I think we could use a small piece of technology to make this sort of thing easier to manage.
The thing about formats is that if one person uses the format, the means of processing can be lost. But if you can get any sizable number of people to use a format, maybe as few as 10,000, and sufficient information encoded in it, then there will be sufficient incentive to decode it.
I have been working on a Web Service for sharing information stores for things I call 'catalogs'. Think 'passwords', 'bookmarks', 'contacts'. The type of data that users enter on multiple devices but want to be able to retrieve from any of them as if they were one device.
At the moment, I have mostly been considering the problem from the point of view of a set of devices that have an unreliable connection to a Web Service. So I have been considering cases like 'Alice adds Bob to her contacts on one device while it is offline and then to another that is online, how are these synchronized'. The type of problem that OneDrive etc. face.
There is the converse of the problem in which a repository is maintained by multiple Web Services with some sort of voting mechanism to maintain consistency.

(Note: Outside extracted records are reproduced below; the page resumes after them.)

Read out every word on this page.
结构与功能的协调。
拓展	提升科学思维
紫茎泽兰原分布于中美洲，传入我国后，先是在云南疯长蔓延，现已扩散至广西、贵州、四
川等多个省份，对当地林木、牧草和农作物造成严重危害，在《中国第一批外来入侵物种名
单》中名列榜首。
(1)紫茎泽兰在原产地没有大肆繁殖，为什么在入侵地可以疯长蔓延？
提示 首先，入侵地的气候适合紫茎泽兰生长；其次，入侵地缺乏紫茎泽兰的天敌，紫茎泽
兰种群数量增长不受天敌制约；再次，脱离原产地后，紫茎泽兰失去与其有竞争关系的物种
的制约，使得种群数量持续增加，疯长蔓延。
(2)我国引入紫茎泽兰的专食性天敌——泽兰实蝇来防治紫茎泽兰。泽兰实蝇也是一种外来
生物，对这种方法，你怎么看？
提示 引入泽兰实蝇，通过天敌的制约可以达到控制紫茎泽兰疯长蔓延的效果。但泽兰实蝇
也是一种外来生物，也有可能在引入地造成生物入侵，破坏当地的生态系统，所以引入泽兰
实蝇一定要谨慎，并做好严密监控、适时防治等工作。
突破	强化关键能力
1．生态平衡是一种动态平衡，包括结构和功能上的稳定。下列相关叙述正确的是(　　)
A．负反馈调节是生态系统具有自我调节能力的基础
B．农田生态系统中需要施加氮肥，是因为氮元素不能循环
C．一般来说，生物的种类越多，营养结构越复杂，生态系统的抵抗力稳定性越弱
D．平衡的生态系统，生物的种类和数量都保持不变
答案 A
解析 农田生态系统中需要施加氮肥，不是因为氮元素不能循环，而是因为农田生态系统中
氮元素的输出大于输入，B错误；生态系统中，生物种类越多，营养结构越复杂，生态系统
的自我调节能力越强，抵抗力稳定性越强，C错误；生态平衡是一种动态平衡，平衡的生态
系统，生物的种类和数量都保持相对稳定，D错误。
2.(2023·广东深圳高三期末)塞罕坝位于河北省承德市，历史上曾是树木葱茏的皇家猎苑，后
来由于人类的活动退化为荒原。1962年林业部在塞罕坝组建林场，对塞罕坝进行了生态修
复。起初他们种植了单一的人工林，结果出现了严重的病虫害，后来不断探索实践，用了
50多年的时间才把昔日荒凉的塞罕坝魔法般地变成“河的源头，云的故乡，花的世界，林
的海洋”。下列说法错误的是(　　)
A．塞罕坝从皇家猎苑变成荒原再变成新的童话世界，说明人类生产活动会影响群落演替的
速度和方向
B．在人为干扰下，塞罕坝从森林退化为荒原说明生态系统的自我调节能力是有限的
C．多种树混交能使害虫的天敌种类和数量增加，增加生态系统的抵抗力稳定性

Folk who remember DECNET clusters will remember the Quorum scheme they used.
I developed a prototype of a container format using Merkle Trees for integrity checking and random access:
The scheme is purposefully designed to separate integrity checking on the data content, integrity checking on content metadata and unchecked data. It also supports fast random access to arbitrary records in an append-only log.
We could wrap a simple Web Service around it with operations such as:
* Add item
* Retrieve item with key X having value Y
* Obtain best proof of integrity for record Z
As with all these block-chainy sort of schemes, it is easy enough to check prior data values if you have an output digest that you can rely on. Establish trust in an output digest is rather more tricky.